User._Merge().ParseJSON("identifier").Split("-").Last()

@Bill_French I’m sad to say I’ve learned to just skip over your large AI posts, I find them interesting but it’s just a bit much most times, maybe tone it down a bit at least, not have it writing an article everytime?

And Eric’s right, they do hallucinate, people aren’t perfect either, but there’s a lot of errors in this post alone :heart:

4 Likes

Good advice.

AI is a firehose of data. Ironically, it writes with the imperative of ensuring it is not misunderstood, the one thing humans complain of most.

We often tell AI systems to be thorough with the hope that will force them to think through their tasks, only to discover vastly larger explanations and another step to summarize, which itself may lead to ambiguity, defeating the point of thoroughness.

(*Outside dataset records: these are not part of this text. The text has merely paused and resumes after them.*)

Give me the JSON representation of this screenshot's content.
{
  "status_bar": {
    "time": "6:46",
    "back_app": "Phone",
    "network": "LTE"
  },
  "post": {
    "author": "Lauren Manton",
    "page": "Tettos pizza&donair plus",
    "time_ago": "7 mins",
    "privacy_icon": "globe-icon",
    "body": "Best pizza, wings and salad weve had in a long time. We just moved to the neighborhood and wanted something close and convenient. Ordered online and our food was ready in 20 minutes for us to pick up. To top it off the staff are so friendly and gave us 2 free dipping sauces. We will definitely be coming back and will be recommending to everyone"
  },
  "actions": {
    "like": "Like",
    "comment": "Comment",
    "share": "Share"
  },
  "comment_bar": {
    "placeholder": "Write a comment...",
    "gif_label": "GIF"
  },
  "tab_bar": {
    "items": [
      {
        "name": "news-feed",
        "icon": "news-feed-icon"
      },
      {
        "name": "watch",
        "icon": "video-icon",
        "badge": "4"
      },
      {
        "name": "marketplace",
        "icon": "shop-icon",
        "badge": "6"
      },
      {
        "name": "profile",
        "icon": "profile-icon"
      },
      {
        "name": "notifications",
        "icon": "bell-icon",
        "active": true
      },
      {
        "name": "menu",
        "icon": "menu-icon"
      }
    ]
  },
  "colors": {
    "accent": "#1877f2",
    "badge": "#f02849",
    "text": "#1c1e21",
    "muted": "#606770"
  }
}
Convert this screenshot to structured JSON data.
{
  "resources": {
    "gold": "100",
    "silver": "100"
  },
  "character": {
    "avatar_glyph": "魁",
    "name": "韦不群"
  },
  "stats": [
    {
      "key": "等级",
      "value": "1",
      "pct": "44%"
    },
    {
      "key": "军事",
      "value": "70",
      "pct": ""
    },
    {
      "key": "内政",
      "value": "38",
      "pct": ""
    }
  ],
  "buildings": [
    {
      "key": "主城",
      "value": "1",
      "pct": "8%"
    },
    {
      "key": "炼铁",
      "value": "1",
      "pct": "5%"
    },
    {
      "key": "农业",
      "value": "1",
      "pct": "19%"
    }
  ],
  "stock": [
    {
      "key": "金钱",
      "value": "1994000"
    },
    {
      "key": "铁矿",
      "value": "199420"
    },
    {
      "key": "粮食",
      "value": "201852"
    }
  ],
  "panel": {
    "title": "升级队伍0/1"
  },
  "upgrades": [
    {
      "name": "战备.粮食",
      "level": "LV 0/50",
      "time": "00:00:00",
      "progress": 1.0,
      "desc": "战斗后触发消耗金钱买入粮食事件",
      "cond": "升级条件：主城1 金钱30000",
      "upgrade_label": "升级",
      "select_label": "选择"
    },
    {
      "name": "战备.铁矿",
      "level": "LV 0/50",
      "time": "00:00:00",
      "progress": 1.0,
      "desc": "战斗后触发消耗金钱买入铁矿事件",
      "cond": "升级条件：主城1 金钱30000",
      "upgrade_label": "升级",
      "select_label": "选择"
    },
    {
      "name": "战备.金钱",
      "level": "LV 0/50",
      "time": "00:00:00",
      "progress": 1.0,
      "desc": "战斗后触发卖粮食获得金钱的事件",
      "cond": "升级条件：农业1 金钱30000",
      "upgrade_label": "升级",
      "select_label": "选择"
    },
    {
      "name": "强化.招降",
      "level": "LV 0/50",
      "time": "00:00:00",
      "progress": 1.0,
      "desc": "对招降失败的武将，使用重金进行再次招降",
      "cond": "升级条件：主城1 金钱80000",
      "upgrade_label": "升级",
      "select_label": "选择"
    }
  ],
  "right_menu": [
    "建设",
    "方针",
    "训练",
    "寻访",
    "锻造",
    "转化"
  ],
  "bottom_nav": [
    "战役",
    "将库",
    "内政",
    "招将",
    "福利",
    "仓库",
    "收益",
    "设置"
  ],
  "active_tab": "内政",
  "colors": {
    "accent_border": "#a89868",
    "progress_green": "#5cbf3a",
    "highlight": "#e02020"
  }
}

Then, there’s the requirement to compose with the assumption it is for humans as well as other agents to consume.

With that feedback, I’ve retrained my Antigravity project (where all Coda-related discovery happens) to create responses only by reference. e.g., Coda document pages will contain the flood in case someone cares, like another agent. :face_with_monocle:

@Rickard_Abraham, that is exactly what I needed. Thank you.

This seems to open a whole world of hidden formulas that seem to be lurking beneath the covers. Someone who knows more should perhaps update this “guide”.